F. Des propositions de politiques publiques sont exprimées essentiellement de manière qualitative en remettant en cause certains dogmes.
Plusieurs propositions de politiques publiques sont faites au sein de la note. En voici quelques exemples.
1 En théorie, il devrait être possible pour les sociétés de définir un ensemble de valeurs essentielles, y compris la conservation de la nature et l’inversion de la perte de biodiversité, sur lesquelles les citoyens peuvent s’unir. Un changement institutionnel de cette ampleur imposerait des limites aux actions des institutions financières (page 19).
2 Éliminer rapidement les activités économiques, les politiques et les financements nuisibles (page 20).
3 Reconnaître les effets systémiques du franchissement des limites planétaires et l’existence de points de bascule biophysiques dans les cadres politiques (page 23).
4 Créer un consensus social et politique sur l’abandon des activités économiques non durables ; réorienter les politiques pour donner la priorité à la transformation rapide de la structure productive de l’économie afin de s’aligner sur les limites planétaires (page 23).
5 Conduire des recherches supplémentaires sur les implications de la perte de nature pour la viabilité de la dette publique, le rôle des contraintes économiques et financières nationales liées à l’architecture monétaire et financière internationale dans l’enfermement des pays dans des modèles de croissance dégradant la nature, et le développement du concept d’un ‘’moment Minsky de la nature’’ (page 24).

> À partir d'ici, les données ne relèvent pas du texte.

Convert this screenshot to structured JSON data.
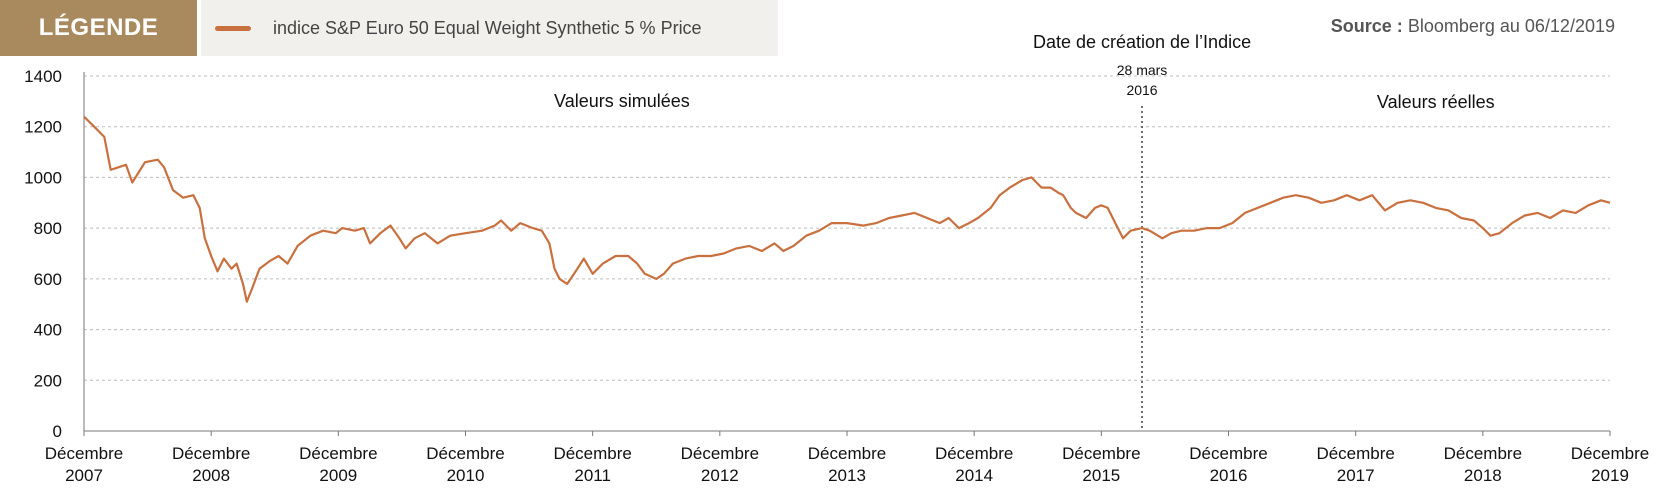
{
  "legend": {
    "title": "LÉGENDE",
    "series_label": "indice S&P Euro 50 Equal Weight Synthetic 5 % Price"
  },
  "source": {
    "label": "Source :",
    "text": "Bloomberg au 06/12/2019"
  },
  "colors": {
    "line": "#c9703f",
    "legend_bg": "#a88a5e",
    "legend_panel_bg": "#f2f0ec",
    "grid": "#bdbdbd"
  },
  "annotations": {
    "creation_title": "Date de création de l’Indice",
    "creation_date_line1": "28 mars",
    "creation_date_line2": "2016",
    "simulated": "Valeurs simulées",
    "real": "Valeurs réelles"
  },
  "chart_data": {
    "type": "line",
    "title": "",
    "xlabel": "",
    "ylabel": "",
    "ylim": [
      0,
      1400
    ],
    "yticks": [
      0,
      200,
      400,
      600,
      800,
      1000,
      1200,
      1400
    ],
    "grid": "horizontal dashed",
    "xlim": [
      2007.92,
      2019.92
    ],
    "xticks": [
      {
        "x": 2007.92,
        "line1": "Décembre",
        "line2": "2007"
      },
      {
        "x": 2008.92,
        "line1": "Décembre",
        "line2": "2008"
      },
      {
        "x": 2009.92,
        "line1": "Décembre",
        "line2": "2009"
      },
      {
        "x": 2010.92,
        "line1": "Décembre",
        "line2": "2010"
      },
      {
        "x": 2011.92,
        "line1": "Décembre",
        "line2": "2011"
      },
      {
        "x": 2012.92,
        "line1": "Décembre",
        "line2": "2012"
      },
      {
        "x": 2013.92,
        "line1": "Décembre",
        "line2": "2013"
      },
      {
        "x": 2014.92,
        "line1": "Décembre",
        "line2": "2014"
      },
      {
        "x": 2015.92,
        "line1": "Décembre",
        "line2": "2015"
      },
      {
        "x": 2016.92,
        "line1": "Décembre",
        "line2": "2016"
      },
      {
        "x": 2017.92,
        "line1": "Décembre",
        "line2": "2017"
      },
      {
        "x": 2018.92,
        "line1": "Décembre",
        "line2": "2018"
      },
      {
        "x": 2019.92,
        "line1": "Décembre",
        "line2": "2019"
      }
    ],
    "marker_x": 2016.24,
    "series": [
      {
        "name": "indice S&P Euro 50 Equal Weight Synthetic 5 % Price",
        "points": [
          [
            2007.92,
            1240
          ],
          [
            2008.0,
            1200
          ],
          [
            2008.08,
            1160
          ],
          [
            2008.13,
            1030
          ],
          [
            2008.25,
            1050
          ],
          [
            2008.3,
            980
          ],
          [
            2008.4,
            1060
          ],
          [
            2008.5,
            1070
          ],
          [
            2008.55,
            1040
          ],
          [
            2008.62,
            950
          ],
          [
            2008.7,
            920
          ],
          [
            2008.78,
            930
          ],
          [
            2008.83,
            880
          ],
          [
            2008.87,
            760
          ],
          [
            2008.92,
            690
          ],
          [
            2008.97,
            630
          ],
          [
            2009.02,
            680
          ],
          [
            2009.08,
            640
          ],
          [
            2009.12,
            660
          ],
          [
            2009.17,
            580
          ],
          [
            2009.2,
            510
          ],
          [
            2009.24,
            560
          ],
          [
            2009.3,
            640
          ],
          [
            2009.38,
            670
          ],
          [
            2009.45,
            690
          ],
          [
            2009.52,
            660
          ],
          [
            2009.6,
            730
          ],
          [
            2009.7,
            770
          ],
          [
            2009.8,
            790
          ],
          [
            2009.9,
            780
          ],
          [
            2009.95,
            800
          ],
          [
            2010.05,
            790
          ],
          [
            2010.12,
            800
          ],
          [
            2010.17,
            740
          ],
          [
            2010.25,
            780
          ],
          [
            2010.33,
            810
          ],
          [
            2010.4,
            760
          ],
          [
            2010.45,
            720
          ],
          [
            2010.52,
            760
          ],
          [
            2010.6,
            780
          ],
          [
            2010.7,
            740
          ],
          [
            2010.8,
            770
          ],
          [
            2010.92,
            780
          ],
          [
            2011.05,
            790
          ],
          [
            2011.15,
            810
          ],
          [
            2011.2,
            830
          ],
          [
            2011.28,
            790
          ],
          [
            2011.35,
            820
          ],
          [
            2011.45,
            800
          ],
          [
            2011.52,
            790
          ],
          [
            2011.58,
            740
          ],
          [
            2011.62,
            640
          ],
          [
            2011.66,
            600
          ],
          [
            2011.72,
            580
          ],
          [
            2011.8,
            640
          ],
          [
            2011.85,
            680
          ],
          [
            2011.92,
            620
          ],
          [
            2012.0,
            660
          ],
          [
            2012.1,
            690
          ],
          [
            2012.2,
            690
          ],
          [
            2012.27,
            660
          ],
          [
            2012.33,
            620
          ],
          [
            2012.42,
            600
          ],
          [
            2012.48,
            620
          ],
          [
            2012.55,
            660
          ],
          [
            2012.65,
            680
          ],
          [
            2012.75,
            690
          ],
          [
            2012.85,
            690
          ],
          [
            2012.95,
            700
          ],
          [
            2013.05,
            720
          ],
          [
            2013.15,
            730
          ],
          [
            2013.25,
            710
          ],
          [
            2013.35,
            740
          ],
          [
            2013.42,
            710
          ],
          [
            2013.5,
            730
          ],
          [
            2013.6,
            770
          ],
          [
            2013.7,
            790
          ],
          [
            2013.8,
            820
          ],
          [
            2013.92,
            820
          ],
          [
            2014.05,
            810
          ],
          [
            2014.15,
            820
          ],
          [
            2014.25,
            840
          ],
          [
            2014.35,
            850
          ],
          [
            2014.45,
            860
          ],
          [
            2014.55,
            840
          ],
          [
            2014.65,
            820
          ],
          [
            2014.72,
            840
          ],
          [
            2014.8,
            800
          ],
          [
            2014.88,
            820
          ],
          [
            2014.95,
            840
          ],
          [
            2015.05,
            880
          ],
          [
            2015.12,
            930
          ],
          [
            2015.2,
            960
          ],
          [
            2015.3,
            990
          ],
          [
            2015.37,
            1000
          ],
          [
            2015.45,
            960
          ],
          [
            2015.52,
            960
          ],
          [
            2015.58,
            940
          ],
          [
            2015.62,
            930
          ],
          [
            2015.68,
            880
          ],
          [
            2015.72,
            860
          ],
          [
            2015.8,
            840
          ],
          [
            2015.87,
            880
          ],
          [
            2015.92,
            890
          ],
          [
            2015.97,
            880
          ],
          [
            2016.03,
            820
          ],
          [
            2016.09,
            760
          ],
          [
            2016.15,
            790
          ],
          [
            2016.24,
            800
          ],
          [
            2016.3,
            790
          ],
          [
            2016.4,
            760
          ],
          [
            2016.47,
            780
          ],
          [
            2016.55,
            790
          ],
          [
            2016.65,
            790
          ],
          [
            2016.75,
            800
          ],
          [
            2016.85,
            800
          ],
          [
            2016.95,
            820
          ],
          [
            2017.05,
            860
          ],
          [
            2017.15,
            880
          ],
          [
            2017.25,
            900
          ],
          [
            2017.35,
            920
          ],
          [
            2017.45,
            930
          ],
          [
            2017.55,
            920
          ],
          [
            2017.65,
            900
          ],
          [
            2017.75,
            910
          ],
          [
            2017.85,
            930
          ],
          [
            2017.95,
            910
          ],
          [
            2018.05,
            930
          ],
          [
            2018.15,
            870
          ],
          [
            2018.25,
            900
          ],
          [
            2018.35,
            910
          ],
          [
            2018.45,
            900
          ],
          [
            2018.55,
            880
          ],
          [
            2018.65,
            870
          ],
          [
            2018.75,
            840
          ],
          [
            2018.85,
            830
          ],
          [
            2018.92,
            800
          ],
          [
            2018.98,
            770
          ],
          [
            2019.05,
            780
          ],
          [
            2019.15,
            820
          ],
          [
            2019.25,
            850
          ],
          [
            2019.35,
            860
          ],
          [
            2019.45,
            840
          ],
          [
            2019.55,
            870
          ],
          [
            2019.65,
            860
          ],
          [
            2019.75,
            890
          ],
          [
            2019.85,
            910
          ],
          [
            2019.92,
            900
          ]
        ]
      }
    ]
  }
}
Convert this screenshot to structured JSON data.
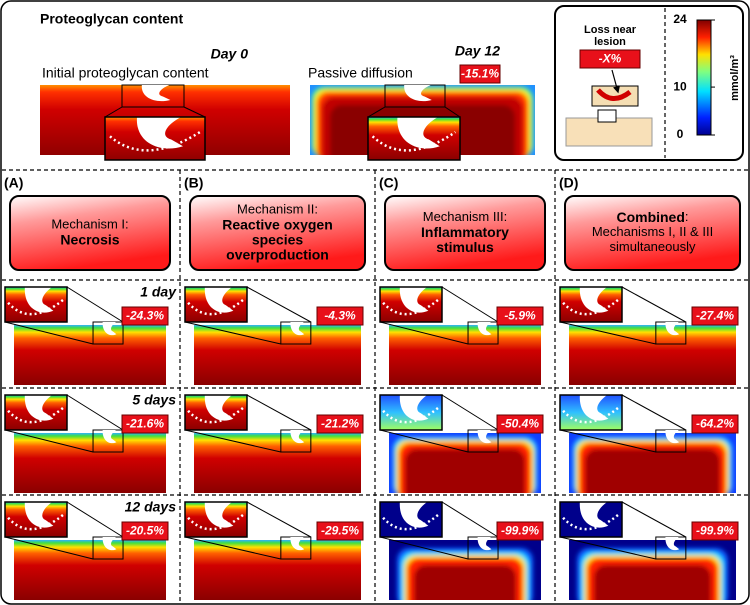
{
  "header": {
    "title": "Proteoglycan content"
  },
  "initial": {
    "day": "Day 0",
    "caption": "Initial proteoglycan content"
  },
  "passive": {
    "day": "Day 12",
    "caption": "Passive diffusion",
    "loss": "-15.1%"
  },
  "legend": {
    "caption_lines": [
      "Loss near",
      "lesion"
    ],
    "loss": "-X%",
    "range": [
      0,
      24
    ],
    "ticks": [
      0,
      10,
      24
    ],
    "unit": "mmol/m³"
  },
  "columns": [
    {
      "letter": "(A)",
      "lines": [
        [
          {
            "text": "Mechanism I:",
            "bold": false
          }
        ],
        [
          {
            "text": "Necrosis",
            "bold": true
          }
        ]
      ]
    },
    {
      "letter": "(B)",
      "lines": [
        [
          {
            "text": "Mechanism II:",
            "bold": false
          }
        ],
        [
          {
            "text": "Reactive oxygen",
            "bold": true
          }
        ],
        [
          {
            "text": "species",
            "bold": true
          }
        ],
        [
          {
            "text": "overproduction",
            "bold": true
          }
        ]
      ]
    },
    {
      "letter": "(C)",
      "lines": [
        [
          {
            "text": "Mechanism III:",
            "bold": false
          }
        ],
        [
          {
            "text": "Inflammatory",
            "bold": true
          }
        ],
        [
          {
            "text": "stimulus",
            "bold": true
          }
        ]
      ]
    },
    {
      "letter": "(D)",
      "lines": [
        [
          {
            "text": "Combined",
            "bold": true
          },
          {
            "text": ":",
            "bold": false
          }
        ],
        [
          {
            "text": "Mechanisms I, II & III",
            "bold": false
          }
        ],
        [
          {
            "text": "simultaneously",
            "bold": false
          }
        ]
      ]
    }
  ],
  "rows": [
    {
      "time": "1 day",
      "losses": [
        "-24.3%",
        "-4.3%",
        "-5.9%",
        "-27.4%"
      ]
    },
    {
      "time": "5 days",
      "losses": [
        "-21.6%",
        "-21.2%",
        "-50.4%",
        "-64.2%"
      ]
    },
    {
      "time": "12 days",
      "losses": [
        "-20.5%",
        "-29.5%",
        "-99.9%",
        "-99.9%"
      ]
    }
  ]
}
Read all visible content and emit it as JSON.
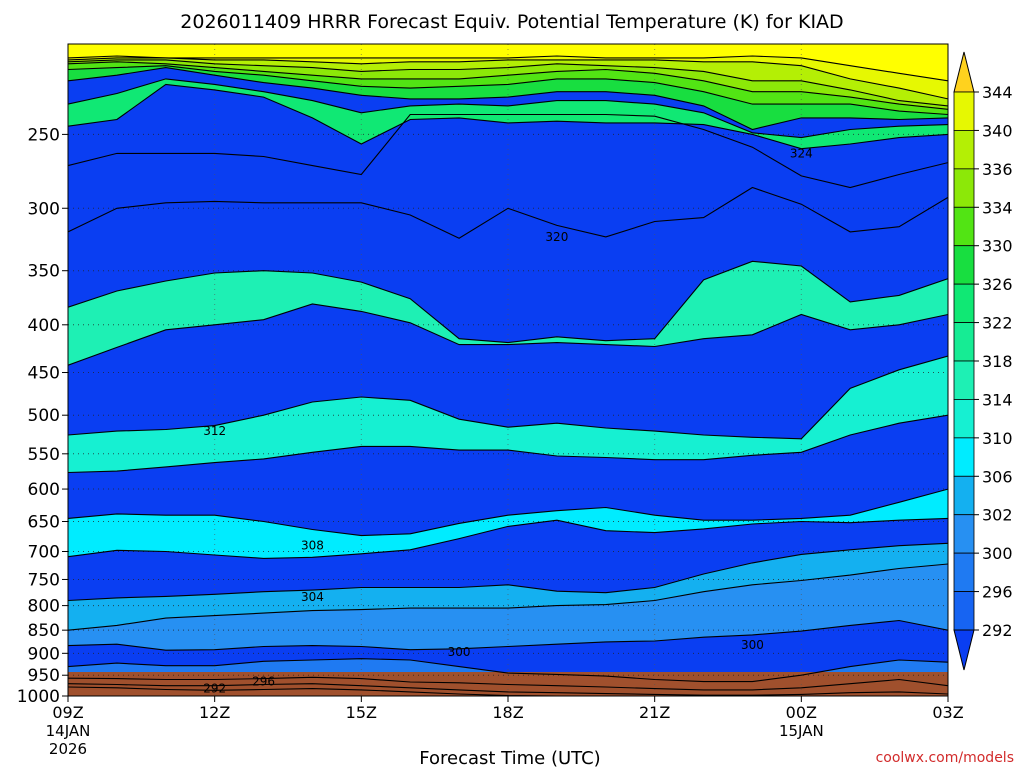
{
  "chart_data": {
    "type": "heatmap",
    "title": "2026011409 HRRR Forecast Equiv. Potential Temperature (K) for KIAD",
    "xlabel": "Forecast Time (UTC)",
    "ylabel": "",
    "credit": "coolwx.com/models",
    "x_ticks": [
      {
        "label": "09Z",
        "sub1": "14JAN",
        "sub2": "2026",
        "hour": 0
      },
      {
        "label": "12Z",
        "sub1": "",
        "sub2": "",
        "hour": 3
      },
      {
        "label": "15Z",
        "sub1": "",
        "sub2": "",
        "hour": 6
      },
      {
        "label": "18Z",
        "sub1": "",
        "sub2": "",
        "hour": 9
      },
      {
        "label": "21Z",
        "sub1": "",
        "sub2": "",
        "hour": 12
      },
      {
        "label": "00Z",
        "sub1": "15JAN",
        "sub2": "",
        "hour": 15
      },
      {
        "label": "03Z",
        "sub1": "",
        "sub2": "",
        "hour": 18
      }
    ],
    "xlim": [
      0,
      18
    ],
    "y_ticks": [
      250,
      300,
      350,
      400,
      450,
      500,
      550,
      600,
      650,
      700,
      750,
      800,
      850,
      900,
      950,
      1000
    ],
    "ylim": [
      200,
      1000
    ],
    "y_log": true,
    "grid": true,
    "colorbar": {
      "levels": [
        292,
        296,
        300,
        302,
        306,
        310,
        314,
        318,
        322,
        326,
        330,
        334,
        336,
        340,
        344
      ],
      "colors": [
        "#1764f2",
        "#1f7af2",
        "#2790f2",
        "#14b0f0",
        "#00ecff",
        "#16f0d2",
        "#1ef0b4",
        "#16ec94",
        "#10e874",
        "#18de40",
        "#52e414",
        "#8ce808",
        "#b4ef05",
        "#e6f802",
        "#ffff00"
      ],
      "below_color": "#0a3ef2",
      "above_color": "#ffd21e"
    },
    "ground_color": "#a0502d",
    "contour_labels": [
      {
        "text": "324",
        "hour": 15.0,
        "p": 262
      },
      {
        "text": "320",
        "hour": 10.0,
        "p": 322
      },
      {
        "text": "312",
        "hour": 3.0,
        "p": 520
      },
      {
        "text": "308",
        "hour": 5.0,
        "p": 690
      },
      {
        "text": "304",
        "hour": 5.0,
        "p": 783
      },
      {
        "text": "300",
        "hour": 8.0,
        "p": 897
      },
      {
        "text": "300",
        "hour": 14.0,
        "p": 882
      },
      {
        "text": "296",
        "hour": 4.0,
        "p": 965
      },
      {
        "text": "292",
        "hour": 3.0,
        "p": 982
      }
    ],
    "series": [
      {
        "level": 344,
        "values": [
          207,
          206,
          207,
          207,
          207,
          207,
          207,
          207,
          207,
          207,
          206,
          207,
          207,
          207,
          206,
          207,
          211,
          215,
          219
        ]
      },
      {
        "level": 340,
        "values": [
          208,
          207,
          207,
          208,
          208,
          209,
          210,
          209,
          209,
          208,
          208,
          208,
          208,
          209,
          209,
          211,
          218,
          223,
          229
        ]
      },
      {
        "level": 336,
        "values": [
          209,
          208,
          208,
          210,
          211,
          212,
          214,
          213,
          213,
          212,
          210,
          211,
          212,
          214,
          219,
          219,
          224,
          230,
          233
        ]
      },
      {
        "level": 334,
        "values": [
          210,
          209,
          210,
          212,
          214,
          216,
          218,
          218,
          218,
          216,
          214,
          213,
          215,
          219,
          225,
          225,
          228,
          232,
          235
        ]
      },
      {
        "level": 330,
        "values": [
          213,
          212,
          211,
          214,
          216,
          219,
          222,
          223,
          222,
          221,
          218,
          218,
          220,
          225,
          232,
          232,
          232,
          236,
          238
        ]
      },
      {
        "level": 326,
        "values": [
          219,
          216,
          212,
          216,
          220,
          223,
          227,
          229,
          229,
          228,
          225,
          225,
          227,
          233,
          247,
          240,
          240,
          241,
          240
        ]
      },
      {
        "level": 322,
        "values": [
          245,
          241,
          221,
          224,
          228,
          240,
          256,
          241,
          240,
          243,
          242,
          243,
          243,
          244,
          250,
          259,
          256,
          252,
          250
        ]
      },
      {
        "level": 318,
        "values": [
          270,
          262,
          262,
          262,
          264,
          270,
          276,
          238,
          238,
          238,
          238,
          238,
          239,
          247,
          258,
          277,
          285,
          276,
          268
        ]
      },
      {
        "level": 324,
        "values": [
          232,
          226,
          218,
          221,
          225,
          230,
          237,
          233,
          232,
          233,
          230,
          230,
          232,
          237,
          249,
          252,
          247,
          245,
          244
        ]
      },
      {
        "level": 320,
        "values": [
          318,
          300,
          296,
          295,
          296,
          296,
          296,
          305,
          323,
          300,
          313,
          322,
          310,
          307,
          285,
          297,
          318,
          314,
          292
        ]
      },
      {
        "level": 316,
        "values": [
          383,
          368,
          359,
          352,
          350,
          352,
          360,
          375,
          414,
          418,
          412,
          416,
          414,
          358,
          342,
          346,
          378,
          372,
          357
        ]
      },
      {
        "level": 314,
        "values": [
          442,
          423,
          405,
          400,
          395,
          380,
          387,
          398,
          420,
          420,
          418,
          420,
          422,
          414,
          410,
          390,
          405,
          400,
          390
        ]
      },
      {
        "level": 312,
        "values": [
          525,
          520,
          518,
          513,
          500,
          484,
          478,
          482,
          505,
          515,
          510,
          516,
          520,
          525,
          528,
          530,
          468,
          447,
          432
        ]
      },
      {
        "level": 310,
        "values": [
          576,
          574,
          568,
          562,
          557,
          548,
          540,
          540,
          545,
          545,
          553,
          555,
          558,
          558,
          552,
          548,
          525,
          510,
          500
        ]
      },
      {
        "level": 308,
        "values": [
          645,
          638,
          640,
          640,
          650,
          663,
          673,
          670,
          653,
          640,
          633,
          628,
          640,
          648,
          648,
          645,
          640,
          620,
          600
        ]
      },
      {
        "level": 306,
        "values": [
          709,
          698,
          700,
          706,
          712,
          710,
          704,
          697,
          678,
          658,
          648,
          665,
          668,
          662,
          654,
          650,
          652,
          648,
          645
        ]
      },
      {
        "level": 304,
        "values": [
          790,
          785,
          782,
          778,
          773,
          770,
          765,
          765,
          765,
          760,
          772,
          775,
          765,
          740,
          720,
          705,
          697,
          690,
          686
        ]
      },
      {
        "level": 302,
        "values": [
          850,
          840,
          825,
          820,
          815,
          810,
          808,
          805,
          805,
          805,
          800,
          798,
          790,
          773,
          760,
          752,
          742,
          730,
          722
        ]
      },
      {
        "level": 300,
        "values": [
          883,
          880,
          893,
          892,
          885,
          883,
          885,
          892,
          890,
          885,
          880,
          875,
          873,
          865,
          860,
          852,
          840,
          830,
          850
        ]
      },
      {
        "level": 298,
        "values": [
          930,
          922,
          928,
          928,
          918,
          915,
          912,
          915,
          930,
          945,
          948,
          952,
          960,
          965,
          965,
          950,
          930,
          915,
          920
        ]
      },
      {
        "level": 296,
        "values": [
          957,
          958,
          960,
          960,
          958,
          955,
          958,
          966,
          968,
          972,
          975,
          978,
          982,
          985,
          985,
          980,
          970,
          960,
          975
        ]
      },
      {
        "level": 294,
        "values": [
          970,
          972,
          975,
          975,
          972,
          970,
          975,
          980,
          985,
          990,
          992,
          994,
          996,
          998,
          998,
          996,
          992,
          990,
          995
        ]
      },
      {
        "level": 292,
        "values": [
          978,
          980,
          984,
          986,
          984,
          982,
          985,
          990,
          995,
          999,
          1000,
          1000,
          1000,
          1000,
          1000,
          1000,
          1000,
          1000,
          1000
        ]
      }
    ]
  }
}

On voit bien que ces propositions ne peuvent résulter d’un « cadrage » initial standard ; elles ne relèvent pas d’une analyse coûts-bénéfices mais s’expriment en termes de limitations d’activités, d’interactions profondes entre la Nature et l’économie qui ne se résument pas à un raisonnement en termes d’externalités négatives.
2. D’autres avancées à faire
La note du FMI marque des avancées substantielles ; il me semble nécessaire d’aller encore plus loin.
A. Robustesse versus optimisation
Les économistes néoclassiques ont l’habitude de raisonner en termes d’optimisation (d’une fonction d’utilité intertemporelle, d’un arbitrage coûts-bénéfices ou coûts-efficacité ) au motif que l’économie vise précisément à optimiser l’usage de ressources rares.
Dès lors que l’on reconnait (paragraphe 1.A ci-dessus) que l’économie ne peut représenter correctement le fonctionnement des écosystèmes pourtant décisifs dans les productions et services qu’ils permettent, il est illusoire de chercher un optimum économique. Quel est-il et quel sera-t-il pour l’agriculture d’Espagne du Sud quand cette région sera transformée en désert ? Quel sera-t-il dans les régions où la « température humide » sera si élevée qu’elle sera létale pour les humains ?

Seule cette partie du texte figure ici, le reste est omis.